The series of illustrations above is actually the same work in different reprints of Grimms’ Fairy Tales. The first is made by Paul Meyerheim, one of the most famous illustrators of this influential collection and in the second we can see only minor changes in print technique, but the third one is actually work of some unknown artist who used Meyerheim’s piece to create slightly different feelings. We can forget some minor details like mushrooms, but if we stay at main differences, we should note the change of positions of both characters and the pose of the wolf. Both changes have the same effect – less tension and a story is a bit less scary already.
Talking about the series…
Series of six illustrations is made by Hermann Vogel (1854-1921), another famous interpret of fairy tales by brothers Grimm. We can understand the whole story just looking at his illustrations, but he decided to leave out the nasty scenes with confrontations in the bedroom. Instead of that we can see two scenes from the end which is happy and idyllic.
What about Great Britain and USA?
We are already familiar with some illustrations by Kate Greenaway (1846-1901) and this portrait of Little Red Riding Hood is her typical ‘girl, too young to have proper clothes’ approach.
Next series is work of her contemporary Walter Crane (1845-1915), who liked to make a story from text and pictures (in most cases he did a design too). First two scenes are pretty idyllic, but then things start to complicate…
It is obvious Crane saw many human characteristics in the wolf too.
The scene with taking her clothes off is almost as insinuating as dore’s with both main characters in bed.
But we have a happy ending at Crane’s toy book! Although he earned good money with picture books, today his illustrations of the Grimms’ Fairy Tales are considered as his best work.
From the illustration above it is hard to say, but Harry Clarke (1889-1931) wasn’t illustrating Grimms’ version, this one comes from Perrault’s collection which is much more suggestive than today more known version by brothers Grimm. Well, talking about suggestive scenes, we can check next series, made by Thomas Bewick (1753-1828), one of finest illustrators of his times. His version is made after Perrault’s too and by today’s standards it is far from being acceptable for kids. Check for yourself:
The last scene is really screaming for censorship, right? Let’s look at another black and white work which is probably available in color somewhere, but unfortunately not within my powers … This is an oil painting by John Thomas Peele (1822 – 1897):
Original is in private collection, so don’t expect to see it soon.
Illustrations above are signed by Richard Andre (1834-1907) with real name William Roger Snow who used at least one more pseudonym (Clifford Merton).
You probably recognized Arthur Rackham’s style, especially one of his signatures: trees with twisted branches. His illustration of Red Riding Hood is one of rare opportunities to see how is this artist using red color. You can check how Rackham used mostly green and greyish colors to illustrate Wagner’s The Ring of Nibelung (four operas with A LOT of mythology).
We will finish our tour through classic illustrations of Little Red Riding Hood with another famous illustrator. Jessie Wilcox Smith (1863-1935) decided to portray the meeting of the girl with the beast with very obvious contrasts.
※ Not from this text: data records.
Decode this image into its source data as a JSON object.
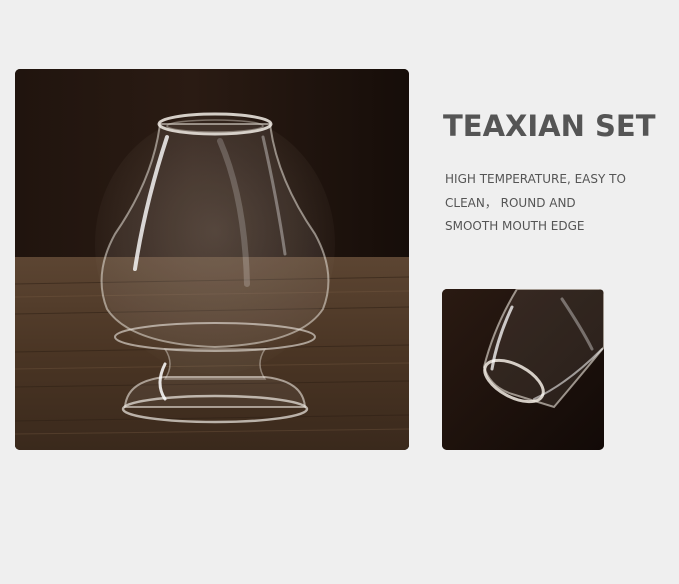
{
  "heading": {
    "title": "TEAXIAN SET"
  },
  "description": {
    "lines": [
      "HIGH TEMPERATURE, EASY TO",
      "CLEAN， ROUND AND",
      "SMOOTH MOUTH EDGE"
    ]
  },
  "colors": {
    "background": "#efefef",
    "text": "#555555",
    "photo_dark": "#1a100b",
    "wood": "#4a3524"
  },
  "images": {
    "main": "glass-whisk-holder-on-wooden-table-photo",
    "detail": "glass-rim-closeup-photo"
  }
}
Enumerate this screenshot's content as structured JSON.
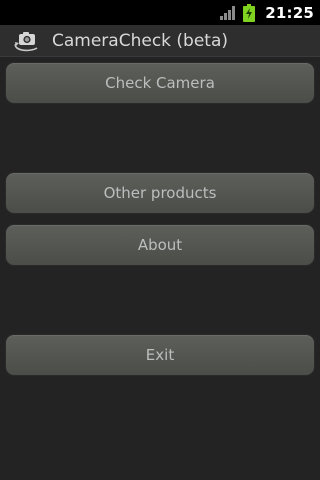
{
  "status_bar": {
    "time": "21:25",
    "icons": [
      "signal-icon",
      "battery-charging-icon"
    ]
  },
  "header": {
    "title": "CameraCheck (beta)",
    "icon": "camera-rotate-icon"
  },
  "buttons": {
    "check_camera": "Check Camera",
    "other_products": "Other products",
    "about": "About",
    "exit": "Exit"
  },
  "colors": {
    "background": "#232323",
    "status_bar": "#000000",
    "battery": "#7fd320",
    "button": "#55574f",
    "button_text": "#bdbdbd"
  }
}
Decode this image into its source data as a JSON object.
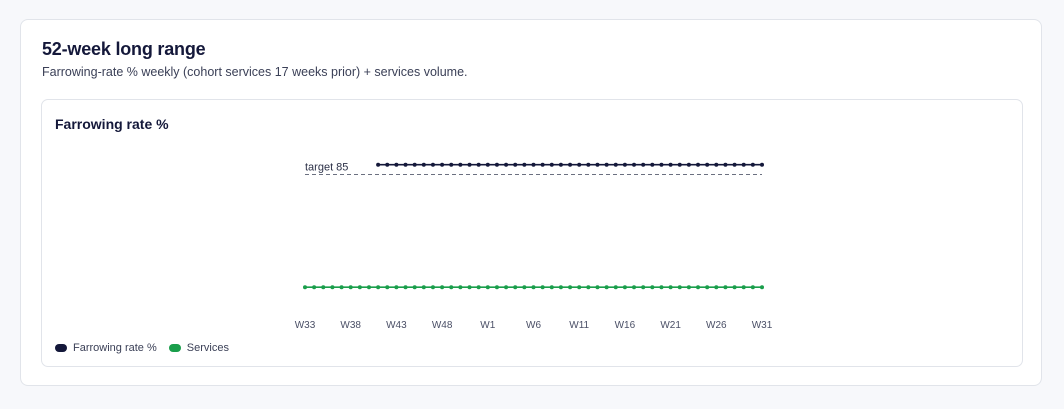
{
  "header": {
    "title": "52-week long range",
    "subtitle": "Farrowing-rate % weekly (cohort services 17 weeks prior) + services volume."
  },
  "chart": {
    "title": "Farrowing rate %",
    "target_label": "target 85"
  },
  "colors": {
    "farrowing": "#14183a",
    "services": "#1a9e4b",
    "target_line": "#6b7080"
  },
  "chart_data": {
    "type": "line",
    "title": "Farrowing rate %",
    "x": [
      "W33",
      "W34",
      "W35",
      "W36",
      "W37",
      "W38",
      "W39",
      "W40",
      "W41",
      "W42",
      "W43",
      "W44",
      "W45",
      "W46",
      "W47",
      "W48",
      "W49",
      "W50",
      "W51",
      "W52",
      "W1",
      "W2",
      "W3",
      "W4",
      "W5",
      "W6",
      "W7",
      "W8",
      "W9",
      "W10",
      "W11",
      "W12",
      "W13",
      "W14",
      "W15",
      "W16",
      "W17",
      "W18",
      "W19",
      "W20",
      "W21",
      "W22",
      "W23",
      "W24",
      "W25",
      "W26",
      "W27",
      "W28",
      "W29",
      "W30",
      "W31"
    ],
    "x_tick_labels": [
      "W33",
      "W38",
      "W43",
      "W48",
      "W1",
      "W6",
      "W11",
      "W16",
      "W21",
      "W26",
      "W31"
    ],
    "target": {
      "value": 85,
      "label": "target 85"
    },
    "series": [
      {
        "name": "Farrowing rate %",
        "values": [
          null,
          null,
          null,
          null,
          null,
          null,
          null,
          null,
          87,
          87,
          87,
          87,
          87,
          87,
          87,
          87,
          87,
          87,
          87,
          87,
          87,
          87,
          87,
          87,
          87,
          87,
          87,
          87,
          87,
          87,
          87,
          87,
          87,
          87,
          87,
          87,
          87,
          87,
          87,
          87,
          87,
          87,
          87,
          87,
          87,
          87,
          87,
          87,
          87,
          87,
          87
        ]
      },
      {
        "name": "Services",
        "values": [
          62,
          62,
          62,
          62,
          62,
          62,
          62,
          62,
          62,
          62,
          62,
          62,
          62,
          62,
          62,
          62,
          62,
          62,
          62,
          62,
          62,
          62,
          62,
          62,
          62,
          62,
          62,
          62,
          62,
          62,
          62,
          62,
          62,
          62,
          62,
          62,
          62,
          62,
          62,
          62,
          62,
          62,
          62,
          62,
          62,
          62,
          62,
          62,
          62,
          62,
          62
        ]
      }
    ],
    "ylim": [
      60,
      90
    ],
    "grid": false,
    "legend": "bottom-left"
  },
  "legend": [
    {
      "label": "Farrowing rate %",
      "color": "#14183a"
    },
    {
      "label": "Services",
      "color": "#1a9e4b"
    }
  ]
}
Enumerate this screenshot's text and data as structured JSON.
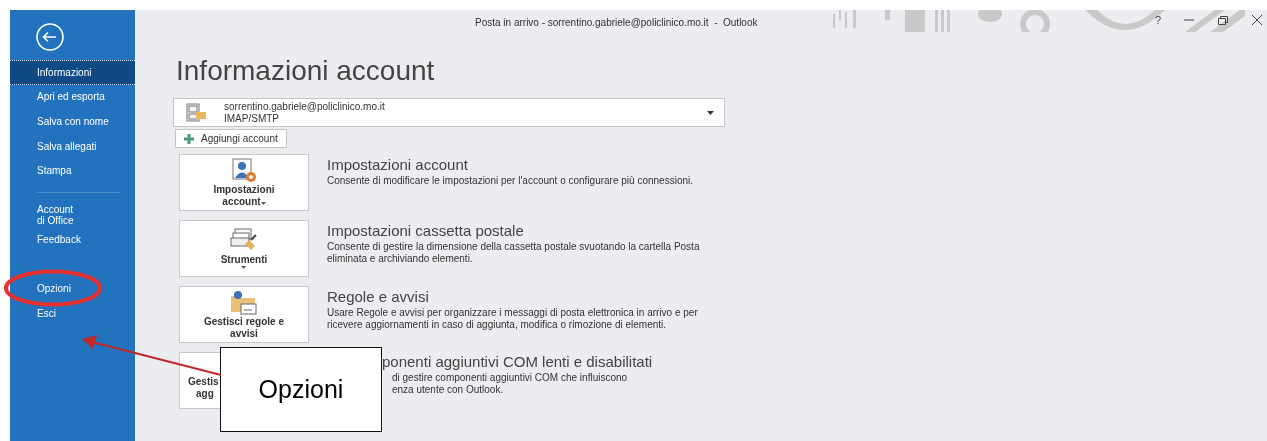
{
  "window": {
    "title": "Posta in arrivo - sorrentino.gabriele@policlinico.mo.it  -  Outlook",
    "help": "?"
  },
  "sidebar": {
    "items": [
      {
        "label": "Informazioni",
        "selected": true,
        "divider_after": false
      },
      {
        "label": "Apri ed esporta",
        "selected": false,
        "divider_after": false
      },
      {
        "label": "Salva con nome",
        "selected": false,
        "divider_after": false
      },
      {
        "label": "Salva allegati",
        "selected": false,
        "divider_after": false
      },
      {
        "label": "Stampa",
        "selected": false,
        "divider_after": true
      },
      {
        "label": "Account\ndi Office",
        "selected": false,
        "divider_after": false
      },
      {
        "label": "Feedback",
        "selected": false,
        "divider_after": false
      },
      {
        "label": "Opzioni",
        "selected": false,
        "divider_after": false,
        "highlighted": true
      },
      {
        "label": "Esci",
        "selected": false,
        "divider_after": false
      }
    ]
  },
  "page": {
    "title": "Informazioni account",
    "account": {
      "email": "sorrentino.gabriele@policlinico.mo.it",
      "type": "IMAP/SMTP"
    },
    "add_account": "Aggiungi account",
    "cards": [
      {
        "kind": "account",
        "button": [
          "Impostazioni",
          "account"
        ],
        "has_menu": true,
        "title": "Impostazioni account",
        "description": "Consente di modificare le impostazioni per l'account o configurare più connessioni."
      },
      {
        "kind": "tools",
        "button": [
          "Strumenti"
        ],
        "has_menu": true,
        "title": "Impostazioni cassetta postale",
        "description": "Consente di gestire la dimensione della cassetta postale svuotando la cartella Posta eliminata e archiviando elementi."
      },
      {
        "kind": "rules",
        "button": [
          "Gestisci regole e",
          "avvisi"
        ],
        "has_menu": false,
        "title": "Regole e avvisi",
        "description": "Usare Regole e avvisi per organizzare i messaggi di posta elettronica in arrivo e per ricevere aggiornamenti in caso di aggiunta, modifica o rimozione di elementi."
      },
      {
        "button": [
          "Gestis",
          "agg"
        ],
        "has_menu": false,
        "title": "ponenti aggiuntivi COM lenti e disabilitati",
        "description": "di gestire componenti aggiuntivi COM che influiscono\nenza utente con Outlook.",
        "callout": "Opzioni"
      }
    ]
  }
}
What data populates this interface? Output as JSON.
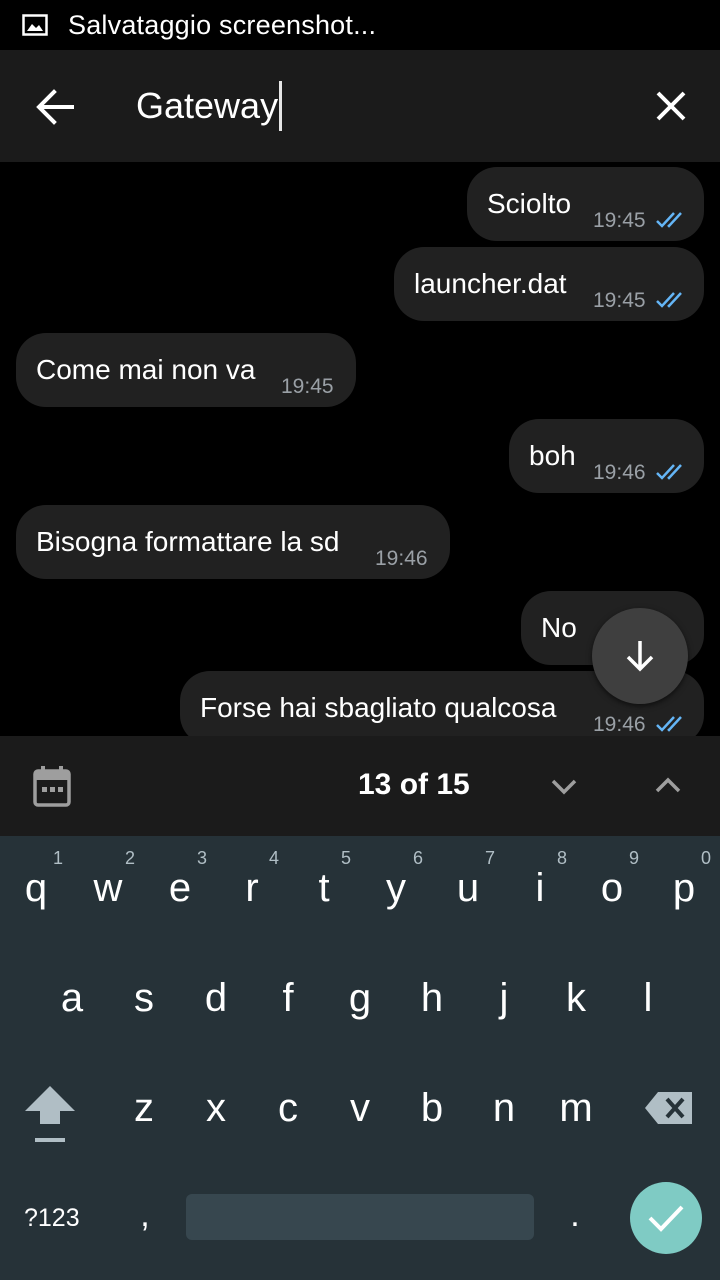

Not only she looks very innocent and naive, and the wolf looks wicked and greedy, we can notice a play of light and shadows in the illustration, the eternal fight between good and evil, so common in classic fairy tales.
Jessie Willcox Smith is one of finest illustrators ever and this blog actually started with one of her masterpieces – illustrations of Water Babies by Charles Kingsley. This post ends with her work, but it is very possible we’ll meet again.
Bonus: If you want to read more about this very special fairy tale, here are ten amazing facts about Red Riding Hood!
I hope you enjoyed pictures from the Little Red Riding Hood fairy tale. Have a great time!